However, there is an American saying holds “that there is no free lunch”. To have or eat lunch, one must pay. Similarly, for the Liberian nation to survive the Ebola Crisis, we must pay a price in return – in terms of a temporal curtailment of some of our constitutional rights. The President’s letter of request was and is precise in its description/choice of those constitutional rights that constitutes the “Measures” – to be curtailed during the emergency and the Emergency Powers necessary to implement the Measures, all consistent with the constitution.
Apparently, graft, greed and ignorance prevailed and gave rise to legislative denial/rejection of the President’s request. Now, we are back to square One – with the Ebola roaring epidemic, over which we have no control.

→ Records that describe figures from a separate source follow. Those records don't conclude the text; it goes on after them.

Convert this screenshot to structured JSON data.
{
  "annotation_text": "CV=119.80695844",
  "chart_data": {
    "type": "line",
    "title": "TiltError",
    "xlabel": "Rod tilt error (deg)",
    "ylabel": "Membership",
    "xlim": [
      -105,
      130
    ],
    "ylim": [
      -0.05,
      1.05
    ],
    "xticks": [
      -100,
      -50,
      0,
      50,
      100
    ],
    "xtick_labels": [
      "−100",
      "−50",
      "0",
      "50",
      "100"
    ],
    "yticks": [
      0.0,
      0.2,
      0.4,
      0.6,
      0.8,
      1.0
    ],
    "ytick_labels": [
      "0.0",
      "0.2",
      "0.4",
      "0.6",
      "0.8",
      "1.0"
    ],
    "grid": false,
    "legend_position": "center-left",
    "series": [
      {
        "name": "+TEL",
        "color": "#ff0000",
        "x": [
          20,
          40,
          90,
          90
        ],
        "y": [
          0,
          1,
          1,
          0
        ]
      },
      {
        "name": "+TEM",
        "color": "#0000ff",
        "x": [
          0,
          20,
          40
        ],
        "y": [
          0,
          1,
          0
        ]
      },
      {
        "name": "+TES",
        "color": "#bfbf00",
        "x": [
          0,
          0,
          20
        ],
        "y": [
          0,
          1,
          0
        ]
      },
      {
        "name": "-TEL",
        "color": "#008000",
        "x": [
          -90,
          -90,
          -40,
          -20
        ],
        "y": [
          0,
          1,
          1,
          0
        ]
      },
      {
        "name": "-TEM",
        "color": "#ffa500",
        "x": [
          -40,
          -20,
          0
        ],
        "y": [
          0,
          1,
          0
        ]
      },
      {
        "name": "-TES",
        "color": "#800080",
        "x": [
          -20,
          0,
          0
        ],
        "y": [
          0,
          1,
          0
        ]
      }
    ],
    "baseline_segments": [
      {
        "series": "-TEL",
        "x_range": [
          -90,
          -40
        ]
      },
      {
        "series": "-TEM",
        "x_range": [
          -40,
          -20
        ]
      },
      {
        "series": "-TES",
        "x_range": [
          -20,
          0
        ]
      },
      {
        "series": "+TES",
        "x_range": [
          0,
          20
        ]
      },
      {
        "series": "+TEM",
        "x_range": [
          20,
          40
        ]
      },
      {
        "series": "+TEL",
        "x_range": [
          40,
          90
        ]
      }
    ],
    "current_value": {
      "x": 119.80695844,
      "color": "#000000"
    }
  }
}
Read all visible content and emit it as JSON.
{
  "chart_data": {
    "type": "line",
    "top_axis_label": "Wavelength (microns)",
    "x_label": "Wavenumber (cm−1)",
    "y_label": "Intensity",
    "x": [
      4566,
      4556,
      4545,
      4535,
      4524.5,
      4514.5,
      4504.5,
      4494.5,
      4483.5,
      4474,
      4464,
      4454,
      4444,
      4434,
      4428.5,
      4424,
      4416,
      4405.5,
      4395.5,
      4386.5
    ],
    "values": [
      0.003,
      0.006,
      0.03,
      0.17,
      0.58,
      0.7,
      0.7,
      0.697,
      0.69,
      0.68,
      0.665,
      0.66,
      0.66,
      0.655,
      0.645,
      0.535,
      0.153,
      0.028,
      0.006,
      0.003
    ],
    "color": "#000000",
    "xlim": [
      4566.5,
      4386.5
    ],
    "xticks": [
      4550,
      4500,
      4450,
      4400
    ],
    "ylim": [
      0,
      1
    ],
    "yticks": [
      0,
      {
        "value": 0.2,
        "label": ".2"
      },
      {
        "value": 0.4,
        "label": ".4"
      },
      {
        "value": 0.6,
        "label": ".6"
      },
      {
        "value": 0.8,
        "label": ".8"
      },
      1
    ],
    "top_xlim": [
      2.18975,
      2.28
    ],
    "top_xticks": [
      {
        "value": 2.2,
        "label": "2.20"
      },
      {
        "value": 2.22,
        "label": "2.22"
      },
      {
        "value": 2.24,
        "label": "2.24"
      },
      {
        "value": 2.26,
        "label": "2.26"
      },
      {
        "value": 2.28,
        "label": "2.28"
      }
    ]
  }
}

But, some of the members of the National Legislature careless, because they are citizens of foreign countries who earn fabulous incomes with undefined salary allowances and live here at the taxpayers’ and donors’ expense. The families of some of the present senatorial and former presidential candidates live permanently in foreign countries, because the heads of the families are citizens of those countries. In fact, some of the 139 candidates approved by the National Elections Commission for 15 seats are under charges of being citizens, while others have admitted citizenship of foreign countries in violation of Article 30 of the Liberian Constitution. Mathematically, 139 candidates for 15 seats translate to 9.2 candidates competing per seat.
With all of these critical, numerous problems, including this deadly Ebola Crisis, where, indeed, do we go from here?